Confusion about O((log n)²) vs O(log n)

Question

I can't find anything good on the internet explaining what O((log n)²) is equal to. I think it's equal to O(log n), by the following argument:

• O(log (log n)²)
  = O(log (log n · log n))
  = O(log log n + log log n)
  = O(2 log log n)
  = O(log log n)
• Removing a 'log' from both sides gives O((log n)²) = O(log n).

Is that valid?

Answer 1

The argument you’re proposing here is an interesting one, but unfortunately it doesn’t work. To see why, let’s “prove” that O(n¹³⁷) = O(n). To do so, notice that

O(log n¹³⁷)

= O(137 log n)

= O(log n).

So dropping the logs from both sides gives us that O(n¹³⁷) = O(n).

But of course, that can’t be right.
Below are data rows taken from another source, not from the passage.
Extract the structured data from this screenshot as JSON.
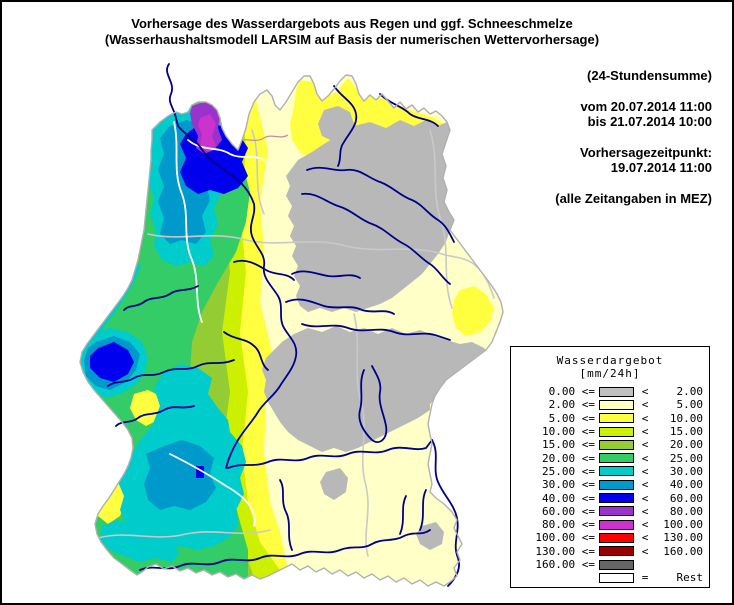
{
  "title": {
    "line1": "Vorhersage des Wasserdargebots aus Regen und ggf. Schneeschmelze",
    "line2": "(Wasserhaushaltsmodell LARSIM auf Basis der numerischen Wettervorhersage)"
  },
  "info": {
    "sum": "(24-Stundensumme)",
    "from": "vom 20.07.2014 11:00",
    "to": "bis 21.07.2014 10:00",
    "forecast_label": "Vorhersagezeitpunkt:",
    "forecast_time": "19.07.2014 11:00",
    "timezone_note": "(alle Zeitangaben in MEZ)"
  },
  "legend": {
    "title": "Wasserdargebot",
    "unit": "[mm/24h]",
    "rows": [
      {
        "left": "0.00 <=",
        "color": "#c0c0c0",
        "op": "<",
        "right": "2.00"
      },
      {
        "left": "2.00 <=",
        "color": "#ffffc0",
        "op": "<",
        "right": "5.00"
      },
      {
        "left": "5.00 <=",
        "color": "#ffff40",
        "op": "<",
        "right": "10.00"
      },
      {
        "left": "10.00 <=",
        "color": "#ccf000",
        "op": "<",
        "right": "15.00"
      },
      {
        "left": "15.00 <=",
        "color": "#94cc33",
        "op": "<",
        "right": "20.00"
      },
      {
        "left": "20.00 <=",
        "color": "#33cc66",
        "op": "<",
        "right": "25.00"
      },
      {
        "left": "25.00 <=",
        "color": "#00cccc",
        "op": "<",
        "right": "30.00"
      },
      {
        "left": "30.00 <=",
        "color": "#0099cc",
        "op": "<",
        "right": "40.00"
      },
      {
        "left": "40.00 <=",
        "color": "#0000ee",
        "op": "<",
        "right": "60.00"
      },
      {
        "left": "60.00 <=",
        "color": "#9933cc",
        "op": "<",
        "right": "80.00"
      },
      {
        "left": "80.00 <=",
        "color": "#cc33cc",
        "op": "<",
        "right": "100.00"
      },
      {
        "left": "100.00 <=",
        "color": "#ff0000",
        "op": "<",
        "right": "130.00"
      },
      {
        "left": "130.00 <=",
        "color": "#990000",
        "op": "<",
        "right": "160.00"
      },
      {
        "left": "160.00 <=",
        "color": "#666666",
        "op": "",
        "right": ""
      },
      {
        "left": "",
        "color": "#ffffff",
        "op": "=",
        "right": "Rest"
      }
    ]
  },
  "map": {
    "region": "Baden-Württemberg",
    "palette": {
      "gray": "#b8b8b8",
      "paleyellow": "#ffffc8",
      "yellow": "#ffff40",
      "chartreuse": "#ccf000",
      "yellowgreen": "#94cc33",
      "green": "#33cc66",
      "cyan": "#00cccc",
      "lightblue": "#0099cc",
      "blue": "#0000ee",
      "purple": "#9933cc",
      "magenta": "#cc33cc",
      "river": "#000088",
      "adminline": "#c9c9c9",
      "stateborder": "#b0b0b0",
      "watershed": "#ffffff",
      "districtline": "#cc8899"
    }
  }
}
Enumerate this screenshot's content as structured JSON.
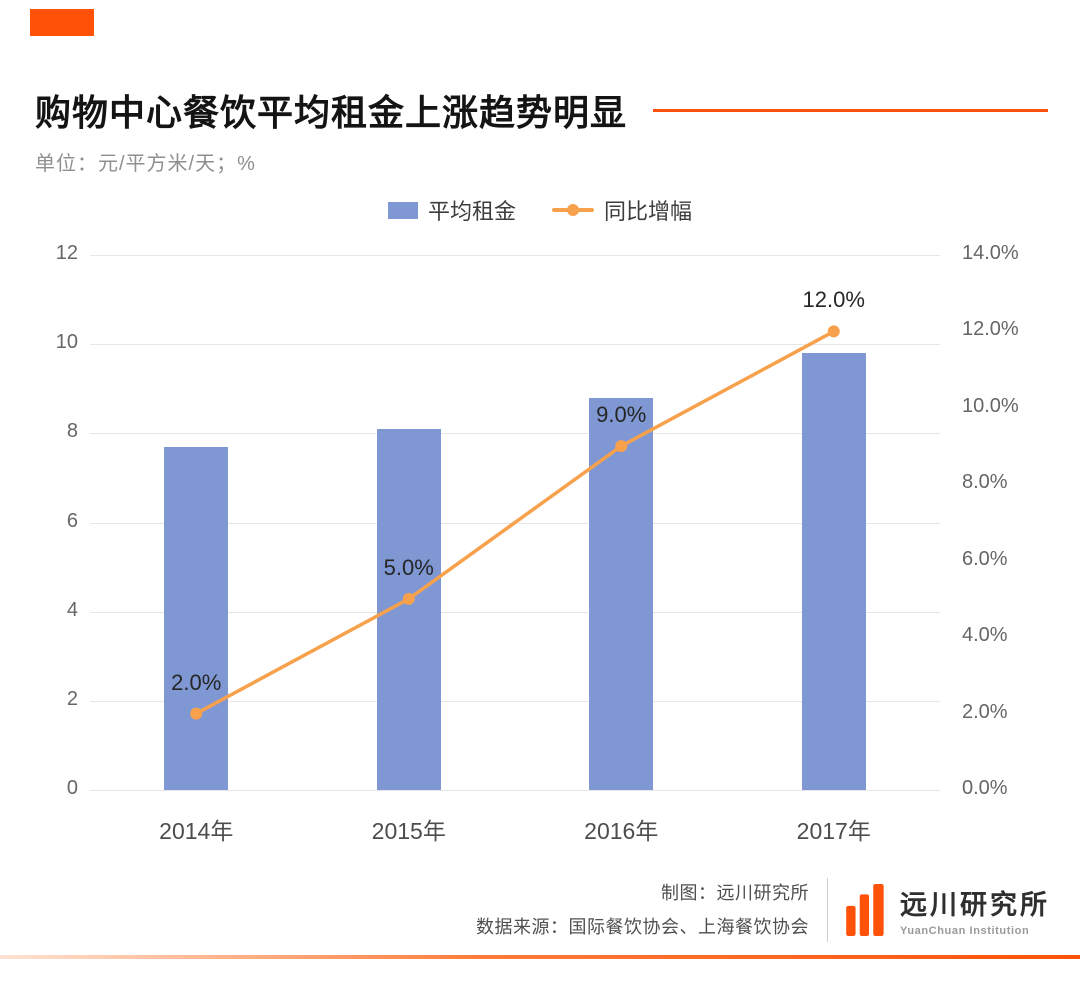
{
  "accent_color": "#ff5208",
  "header": {
    "title": "购物中心餐饮平均租金上涨趋势明显",
    "subtitle": "单位：元/平方米/天；%"
  },
  "legend": {
    "bar_label": "平均租金",
    "line_label": "同比增幅"
  },
  "chart_data": {
    "type": "bar+line",
    "categories": [
      "2014年",
      "2015年",
      "2016年",
      "2017年"
    ],
    "series": [
      {
        "name": "平均租金",
        "type": "bar",
        "axis": "left",
        "color": "#7f97d3",
        "values": [
          7.7,
          8.1,
          8.8,
          9.8
        ]
      },
      {
        "name": "同比增幅",
        "type": "line",
        "axis": "right",
        "color": "#f7a14c",
        "values": [
          2.0,
          5.0,
          9.0,
          12.0
        ],
        "labels": [
          "2.0%",
          "5.0%",
          "9.0%",
          "12.0%"
        ]
      }
    ],
    "left_axis": {
      "min": 0,
      "max": 12,
      "step": 2,
      "ticks": [
        "0",
        "2",
        "4",
        "6",
        "8",
        "10",
        "12"
      ]
    },
    "right_axis": {
      "min": 0,
      "max": 14,
      "step": 2,
      "ticks": [
        "0.0%",
        "2.0%",
        "4.0%",
        "6.0%",
        "8.0%",
        "10.0%",
        "12.0%",
        "14.0%"
      ]
    },
    "grid": true,
    "legend_position": "top"
  },
  "footer": {
    "credit": "制图：远川研究所",
    "source": "数据来源：国际餐饮协会、上海餐饮协会",
    "logo_text": "远川研究所",
    "logo_subtext": "YuanChuan Institution"
  }
}
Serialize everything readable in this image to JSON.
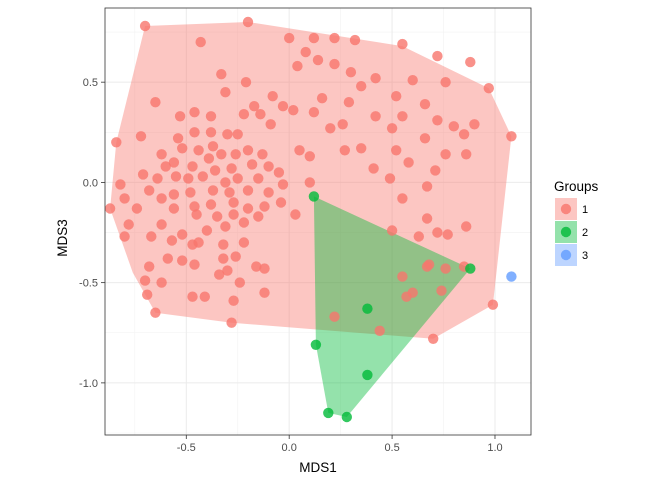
{
  "chart_data": {
    "type": "scatter",
    "title": "",
    "xlabel": "MDS1",
    "ylabel": "MDS3",
    "xlim": [
      -0.895,
      1.175
    ],
    "ylim": [
      -1.26,
      0.87
    ],
    "xticks": [
      -0.5,
      0.0,
      0.5,
      1.0
    ],
    "xtick_labels": [
      "-0.5",
      "0.0",
      "0.5",
      "1.0"
    ],
    "yticks": [
      -1.0,
      -0.5,
      0.0,
      0.5
    ],
    "ytick_labels": [
      "-1.0",
      "-0.5",
      "0.0",
      "0.5"
    ],
    "grid": true,
    "hulls": true,
    "legend": {
      "title": "Groups",
      "position": "right"
    },
    "series": [
      {
        "name": "1",
        "color": "#F8766D",
        "hull": [
          [
            -0.7,
            0.78
          ],
          [
            -0.2,
            0.8
          ],
          [
            0.55,
            0.68
          ],
          [
            0.97,
            0.47
          ],
          [
            1.08,
            0.23
          ],
          [
            0.99,
            -0.61
          ],
          [
            0.7,
            -0.78
          ],
          [
            -0.28,
            -0.7
          ],
          [
            -0.65,
            -0.65
          ],
          [
            -0.76,
            -0.45
          ],
          [
            -0.87,
            -0.13
          ],
          [
            -0.84,
            0.2
          ]
        ],
        "points": [
          [
            -0.7,
            0.78
          ],
          [
            -0.2,
            0.8
          ],
          [
            -0.43,
            0.7
          ],
          [
            0.0,
            0.72
          ],
          [
            0.12,
            0.72
          ],
          [
            0.22,
            0.72
          ],
          [
            0.32,
            0.71
          ],
          [
            0.55,
            0.69
          ],
          [
            0.72,
            0.63
          ],
          [
            0.88,
            0.6
          ],
          [
            0.97,
            0.47
          ],
          [
            0.08,
            0.65
          ],
          [
            0.14,
            0.61
          ],
          [
            0.04,
            0.58
          ],
          [
            0.22,
            0.59
          ],
          [
            0.3,
            0.55
          ],
          [
            0.42,
            0.52
          ],
          [
            0.6,
            0.51
          ],
          [
            0.76,
            0.5
          ],
          [
            -0.33,
            0.54
          ],
          [
            -0.21,
            0.5
          ],
          [
            -0.31,
            0.45
          ],
          [
            0.35,
            0.48
          ],
          [
            0.52,
            0.43
          ],
          [
            0.66,
            0.39
          ],
          [
            -0.08,
            0.43
          ],
          [
            0.16,
            0.42
          ],
          [
            0.29,
            0.4
          ],
          [
            -0.17,
            0.38
          ],
          [
            -0.03,
            0.38
          ],
          [
            -0.46,
            0.35
          ],
          [
            -0.38,
            0.33
          ],
          [
            -0.22,
            0.34
          ],
          [
            -0.14,
            0.34
          ],
          [
            0.02,
            0.36
          ],
          [
            0.12,
            0.35
          ],
          [
            0.42,
            0.33
          ],
          [
            0.55,
            0.33
          ],
          [
            0.72,
            0.31
          ],
          [
            0.8,
            0.28
          ],
          [
            -0.65,
            0.4
          ],
          [
            -0.53,
            0.33
          ],
          [
            -0.09,
            0.29
          ],
          [
            0.26,
            0.29
          ],
          [
            0.2,
            0.27
          ],
          [
            0.5,
            0.27
          ],
          [
            0.9,
            0.29
          ],
          [
            1.08,
            0.23
          ],
          [
            -0.72,
            0.23
          ],
          [
            -0.54,
            0.22
          ],
          [
            -0.46,
            0.25
          ],
          [
            -0.38,
            0.25
          ],
          [
            -0.3,
            0.24
          ],
          [
            -0.25,
            0.24
          ],
          [
            0.66,
            0.22
          ],
          [
            0.85,
            0.24
          ],
          [
            -0.52,
            0.17
          ],
          [
            -0.44,
            0.16
          ],
          [
            -0.37,
            0.18
          ],
          [
            -0.33,
            0.14
          ],
          [
            -0.26,
            0.14
          ],
          [
            -0.2,
            0.16
          ],
          [
            -0.13,
            0.14
          ],
          [
            -0.84,
            0.2
          ],
          [
            -0.62,
            0.14
          ],
          [
            -0.56,
            0.1
          ],
          [
            -0.6,
            0.08
          ],
          [
            -0.47,
            0.08
          ],
          [
            -0.39,
            0.12
          ],
          [
            -0.36,
            0.06
          ],
          [
            -0.28,
            0.07
          ],
          [
            -0.18,
            0.09
          ],
          [
            -0.1,
            0.08
          ],
          [
            0.05,
            0.16
          ],
          [
            0.1,
            0.13
          ],
          [
            0.27,
            0.16
          ],
          [
            0.35,
            0.17
          ],
          [
            0.52,
            0.16
          ],
          [
            0.58,
            0.1
          ],
          [
            0.76,
            0.14
          ],
          [
            0.86,
            0.14
          ],
          [
            0.41,
            0.07
          ],
          [
            0.71,
            0.06
          ],
          [
            -0.71,
            0.04
          ],
          [
            -0.64,
            0.02
          ],
          [
            -0.55,
            0.03
          ],
          [
            -0.49,
            0.02
          ],
          [
            -0.42,
            0.03
          ],
          [
            -0.31,
            0.0
          ],
          [
            -0.25,
            0.02
          ],
          [
            -0.15,
            0.02
          ],
          [
            -0.05,
            0.05
          ],
          [
            0.1,
            0.0
          ],
          [
            0.49,
            0.02
          ],
          [
            -0.82,
            -0.01
          ],
          [
            -0.68,
            -0.04
          ],
          [
            -0.56,
            -0.06
          ],
          [
            -0.48,
            -0.05
          ],
          [
            -0.37,
            -0.04
          ],
          [
            -0.29,
            -0.05
          ],
          [
            -0.2,
            -0.04
          ],
          [
            -0.1,
            -0.05
          ],
          [
            -0.03,
            -0.01
          ],
          [
            0.67,
            -0.02
          ],
          [
            -0.8,
            -0.08
          ],
          [
            -0.62,
            -0.08
          ],
          [
            -0.46,
            -0.12
          ],
          [
            -0.38,
            -0.11
          ],
          [
            -0.27,
            -0.1
          ],
          [
            -0.2,
            -0.13
          ],
          [
            -0.12,
            -0.12
          ],
          [
            -0.04,
            -0.1
          ],
          [
            0.55,
            -0.08
          ],
          [
            -0.87,
            -0.13
          ],
          [
            -0.74,
            -0.13
          ],
          [
            -0.56,
            -0.13
          ],
          [
            -0.45,
            -0.16
          ],
          [
            -0.35,
            -0.17
          ],
          [
            -0.27,
            -0.16
          ],
          [
            -0.15,
            -0.17
          ],
          [
            0.03,
            -0.16
          ],
          [
            0.67,
            -0.18
          ],
          [
            -0.78,
            -0.21
          ],
          [
            -0.62,
            -0.21
          ],
          [
            -0.52,
            -0.26
          ],
          [
            -0.4,
            -0.24
          ],
          [
            -0.31,
            -0.22
          ],
          [
            -0.22,
            -0.2
          ],
          [
            0.86,
            -0.22
          ],
          [
            0.5,
            -0.24
          ],
          [
            0.72,
            -0.25
          ],
          [
            0.63,
            -0.27
          ],
          [
            -0.8,
            -0.27
          ],
          [
            -0.67,
            -0.27
          ],
          [
            -0.57,
            -0.29
          ],
          [
            -0.47,
            -0.31
          ],
          [
            -0.44,
            -0.3
          ],
          [
            -0.32,
            -0.31
          ],
          [
            -0.22,
            -0.3
          ],
          [
            0.77,
            -0.26
          ],
          [
            -0.59,
            -0.38
          ],
          [
            -0.52,
            -0.39
          ],
          [
            -0.46,
            -0.41
          ],
          [
            -0.32,
            -0.38
          ],
          [
            -0.26,
            -0.37
          ],
          [
            0.68,
            -0.41
          ],
          [
            0.85,
            -0.42
          ],
          [
            -0.68,
            -0.42
          ],
          [
            -0.3,
            -0.44
          ],
          [
            -0.16,
            -0.42
          ],
          [
            -0.12,
            -0.43
          ],
          [
            0.67,
            -0.42
          ],
          [
            0.76,
            -0.43
          ],
          [
            -0.7,
            -0.49
          ],
          [
            -0.62,
            -0.5
          ],
          [
            -0.34,
            -0.46
          ],
          [
            0.55,
            -0.47
          ],
          [
            -0.24,
            -0.5
          ],
          [
            0.6,
            -0.55
          ],
          [
            0.74,
            -0.54
          ],
          [
            -0.69,
            -0.56
          ],
          [
            -0.47,
            -0.57
          ],
          [
            -0.41,
            -0.57
          ],
          [
            -0.27,
            -0.59
          ],
          [
            -0.12,
            -0.55
          ],
          [
            0.57,
            -0.57
          ],
          [
            0.99,
            -0.61
          ],
          [
            -0.65,
            -0.65
          ],
          [
            -0.28,
            -0.7
          ],
          [
            0.22,
            -0.67
          ],
          [
            0.44,
            -0.74
          ],
          [
            0.7,
            -0.78
          ]
        ]
      },
      {
        "name": "2",
        "color": "#00BA38",
        "hull": [
          [
            0.12,
            -0.07
          ],
          [
            0.88,
            -0.43
          ],
          [
            0.28,
            -1.17
          ],
          [
            0.19,
            -1.15
          ],
          [
            0.13,
            -0.81
          ]
        ],
        "points": [
          [
            0.12,
            -0.07
          ],
          [
            0.88,
            -0.43
          ],
          [
            0.38,
            -0.63
          ],
          [
            0.13,
            -0.81
          ],
          [
            0.38,
            -0.96
          ],
          [
            0.19,
            -1.15
          ],
          [
            0.28,
            -1.17
          ]
        ]
      },
      {
        "name": "3",
        "color": "#619CFF",
        "hull": [],
        "points": [
          [
            1.08,
            -0.47
          ]
        ]
      }
    ]
  }
}
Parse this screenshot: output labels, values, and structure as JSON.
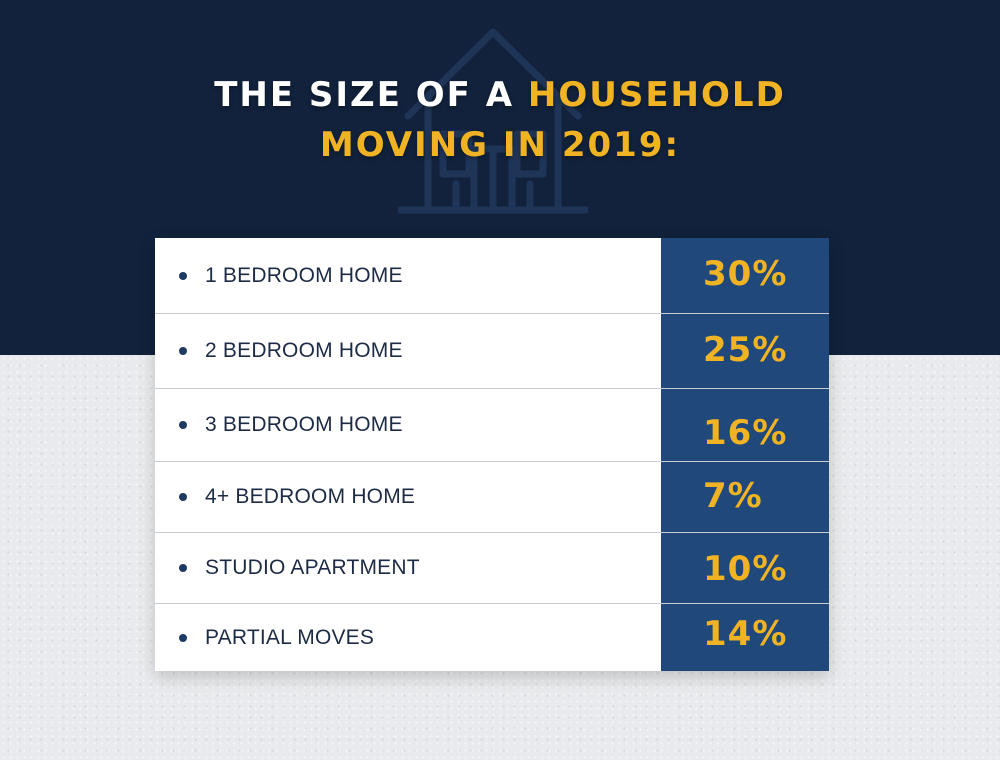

And the reason why is that while it is the case that if f(n) = O(g(n)) then log n = O(log g(n)), it’s not generally true that log f(n) = O(log g(n)) implies f(n) = O(g(n)).

As to your initial question - it’s not the case that log² n = O(log n). In fact, for any function f that isn’t O(1), it’s not the case that f(n)² = O(f(n)).

Answer 2

If A is bounded above by 2*log(N) then exp(A) is bounded above by exp(2*log(N)) which is larger than exp(log(N)) = N.

Your logic falls apart where you drop the '2' before reapplying the exp().